Studio album by Unknown Mortal Orchestra
- Released: 21 June 2011
- Recorded: 2010
- Genre: Indie pop; psychedelic rock; lo-fi;
- Length: 30:09
- Label: Fat Possum; True Panther Sounds; Seeing Records; Spunk Records;

Unknown Mortal Orchestra chronology
|  | Unknown Mortal Orchestra (2011) | II (2013) |

Singles from Unknown Mortal Orchestra
- "Ffunny Ffrends" Released: 17 May 2010; "Thought Ballune" Released: 1 June 2010;

= Unknown Mortal Orchestra (album) =

Unknown Mortal Orchestra is the debut album by the New Zealand rock band Unknown Mortal Orchestra, released on 21 June 2011 on Fat Possum Records.

The album won the 2012 Taite Music Prize.

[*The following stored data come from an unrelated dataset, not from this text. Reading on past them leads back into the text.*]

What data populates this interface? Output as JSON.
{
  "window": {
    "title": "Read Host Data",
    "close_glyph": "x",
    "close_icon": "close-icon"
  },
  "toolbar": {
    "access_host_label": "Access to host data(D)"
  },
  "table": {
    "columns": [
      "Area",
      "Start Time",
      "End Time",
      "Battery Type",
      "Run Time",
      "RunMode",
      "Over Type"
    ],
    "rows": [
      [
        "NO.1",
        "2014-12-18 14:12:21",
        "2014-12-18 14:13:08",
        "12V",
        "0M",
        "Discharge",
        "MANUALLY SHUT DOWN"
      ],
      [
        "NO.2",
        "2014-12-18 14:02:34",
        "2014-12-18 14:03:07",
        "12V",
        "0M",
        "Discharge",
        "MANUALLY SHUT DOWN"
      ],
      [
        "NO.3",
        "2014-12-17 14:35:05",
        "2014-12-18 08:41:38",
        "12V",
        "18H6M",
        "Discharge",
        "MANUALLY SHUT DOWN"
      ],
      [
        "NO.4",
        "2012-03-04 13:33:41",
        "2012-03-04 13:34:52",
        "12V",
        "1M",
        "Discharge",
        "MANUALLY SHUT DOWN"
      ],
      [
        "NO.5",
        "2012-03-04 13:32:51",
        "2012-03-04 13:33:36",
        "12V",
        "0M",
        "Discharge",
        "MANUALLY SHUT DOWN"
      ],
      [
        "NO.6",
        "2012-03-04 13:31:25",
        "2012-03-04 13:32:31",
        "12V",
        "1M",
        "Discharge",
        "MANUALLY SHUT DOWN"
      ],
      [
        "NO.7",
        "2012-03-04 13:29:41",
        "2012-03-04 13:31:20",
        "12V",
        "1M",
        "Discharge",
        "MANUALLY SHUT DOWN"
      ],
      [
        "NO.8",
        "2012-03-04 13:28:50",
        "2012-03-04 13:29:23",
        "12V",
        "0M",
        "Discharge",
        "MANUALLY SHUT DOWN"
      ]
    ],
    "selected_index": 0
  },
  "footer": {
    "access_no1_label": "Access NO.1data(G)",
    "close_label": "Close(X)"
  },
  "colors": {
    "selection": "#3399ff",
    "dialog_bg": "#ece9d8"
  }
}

==Background and recording==
Ruban Nielson left The Mint Chicks in the beginning of 2010, citing a loss of interest in the group's music. Following an incident during one of the band's last live performances, the band broke up. Nielson returned to Portland, Oregon, where he began working at a film production company as an illustrator. He quickly found himself wanting to write and record music again and began searching for "psychedelic records with lost tunes" for inspiration. Nielson had become very specific about what type of record he wanted to find for inspiration and, with that specificity, began making that record himself instead. Once he had finished writing and recording the album's first song, Nielson uploaded it anonymously on 17 May 2010 onto Bandcamp under the name "Ffunny Ffrends". Within a day, the song had received significant coverage from independent music blogs such as Pitchfork.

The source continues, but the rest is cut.